多良間村の避難実施要領(案)を説明する仲間課長(右から2人目)


 要配慮者は先島5市町村で概数7663人。そのうち、宮古島市は2550人、多良間村は363人。要配慮者の人数が示されるのは初めて。避難については、船舶上での医療処置の困難性や長時間輸送による要配慮者の負担を考慮して、可能な限り航空機を活用するとし、医療行為や病気の重症度などで、船舶やヘリでの避難になるとした。
 県の避難指示の概要では、調整中としながらも海路で1日あたり最大420人を平良港から那覇港を目指すルートが示されている。県は、現在定期航路とする旅客船が存在しないことや防衛省などに大量輸送の船舶が少ないことから「大幅な上積みは困難な状況」とした。
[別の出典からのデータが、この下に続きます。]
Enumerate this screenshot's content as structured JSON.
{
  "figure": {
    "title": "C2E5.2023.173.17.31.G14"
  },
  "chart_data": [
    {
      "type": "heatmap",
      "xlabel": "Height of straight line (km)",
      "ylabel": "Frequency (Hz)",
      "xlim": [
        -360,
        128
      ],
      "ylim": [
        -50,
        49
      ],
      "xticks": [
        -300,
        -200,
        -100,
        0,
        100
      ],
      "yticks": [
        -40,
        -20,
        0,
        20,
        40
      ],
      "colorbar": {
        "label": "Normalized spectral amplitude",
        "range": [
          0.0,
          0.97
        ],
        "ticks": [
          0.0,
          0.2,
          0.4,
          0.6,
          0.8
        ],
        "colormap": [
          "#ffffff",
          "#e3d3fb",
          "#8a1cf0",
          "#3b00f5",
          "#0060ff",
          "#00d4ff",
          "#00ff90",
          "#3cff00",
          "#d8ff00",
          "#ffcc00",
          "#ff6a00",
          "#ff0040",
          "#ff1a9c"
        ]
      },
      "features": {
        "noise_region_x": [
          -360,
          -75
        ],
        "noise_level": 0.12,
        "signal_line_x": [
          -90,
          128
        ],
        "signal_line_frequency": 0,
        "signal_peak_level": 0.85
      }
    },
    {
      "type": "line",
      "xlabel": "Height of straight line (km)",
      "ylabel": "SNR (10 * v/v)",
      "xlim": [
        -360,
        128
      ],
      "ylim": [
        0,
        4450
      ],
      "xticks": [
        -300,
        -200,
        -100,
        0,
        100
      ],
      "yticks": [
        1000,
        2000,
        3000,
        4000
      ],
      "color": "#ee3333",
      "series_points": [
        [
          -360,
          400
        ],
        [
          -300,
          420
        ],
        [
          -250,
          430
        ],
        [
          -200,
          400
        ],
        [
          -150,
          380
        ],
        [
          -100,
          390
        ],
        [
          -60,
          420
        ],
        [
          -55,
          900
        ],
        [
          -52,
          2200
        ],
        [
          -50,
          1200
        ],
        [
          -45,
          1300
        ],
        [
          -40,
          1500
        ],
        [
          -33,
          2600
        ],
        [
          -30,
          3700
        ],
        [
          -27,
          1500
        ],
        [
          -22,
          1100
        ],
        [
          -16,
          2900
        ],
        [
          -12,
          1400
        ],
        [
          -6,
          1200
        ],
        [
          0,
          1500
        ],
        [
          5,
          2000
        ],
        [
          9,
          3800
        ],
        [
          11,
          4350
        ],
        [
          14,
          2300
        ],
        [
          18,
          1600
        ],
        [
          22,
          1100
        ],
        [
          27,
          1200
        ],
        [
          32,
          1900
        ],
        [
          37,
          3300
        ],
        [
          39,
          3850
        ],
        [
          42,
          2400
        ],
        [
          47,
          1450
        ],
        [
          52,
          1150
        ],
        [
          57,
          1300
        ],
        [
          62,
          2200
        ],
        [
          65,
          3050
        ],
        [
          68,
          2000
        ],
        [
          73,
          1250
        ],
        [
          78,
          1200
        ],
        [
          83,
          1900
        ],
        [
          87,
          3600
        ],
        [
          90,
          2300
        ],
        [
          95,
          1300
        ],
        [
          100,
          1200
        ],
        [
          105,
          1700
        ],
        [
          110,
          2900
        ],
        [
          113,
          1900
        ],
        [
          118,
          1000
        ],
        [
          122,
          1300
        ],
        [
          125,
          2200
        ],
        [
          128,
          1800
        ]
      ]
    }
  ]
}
 先島地域の23年度の家畜の飼育状況として、牛農家1283戸で4万2667頭、豚農家27戸1909頭、鶏農家61戸6万9312頭、馬農家77戸360頭、山羊農家387戸3624頭となっている。
 県は住民避難が最優先とし、地元や受け入れ先の意向、避難の実行性、事後の畜産業復興の観点から取り組むとした。農林水産省も住民避難が最優先であるとの考えを示し、家畜を島外へ避難させることが容易ではなく、島外へ避難させる家畜の優先順位付けや島内での避難を検討する必要性を指摘し、「県としての考え方を明確に示した上で具体的な避難方法を検討することが重要だ」と強調した。
 ペットの飼育状況は、市によると、犬2744頭、猫4427頭、村によると犬71頭、猫115頭となっている。同行避難する場合、市、村ともに船舶での避難になるとして、課題を検討している。環境省は「ペットが家族の一員と扱われるようになり、住民避難が最優先され、ペットの島外への避難が容易でない場合でも、住民の意向に応じてペットも避難できる体制整備が必要だ」と指摘し、①島外避難に向けた事前の備え②島外避難時の対応③島内に残されたペットの扱い―の3つの基本的な考え方を示した。
 訓練に参加した村総務財政課の仲間智也課長は「少しずつではあるが、前に進んでいる。島に戻って、村長に報告して今後の対応を考えていきたい」と話した。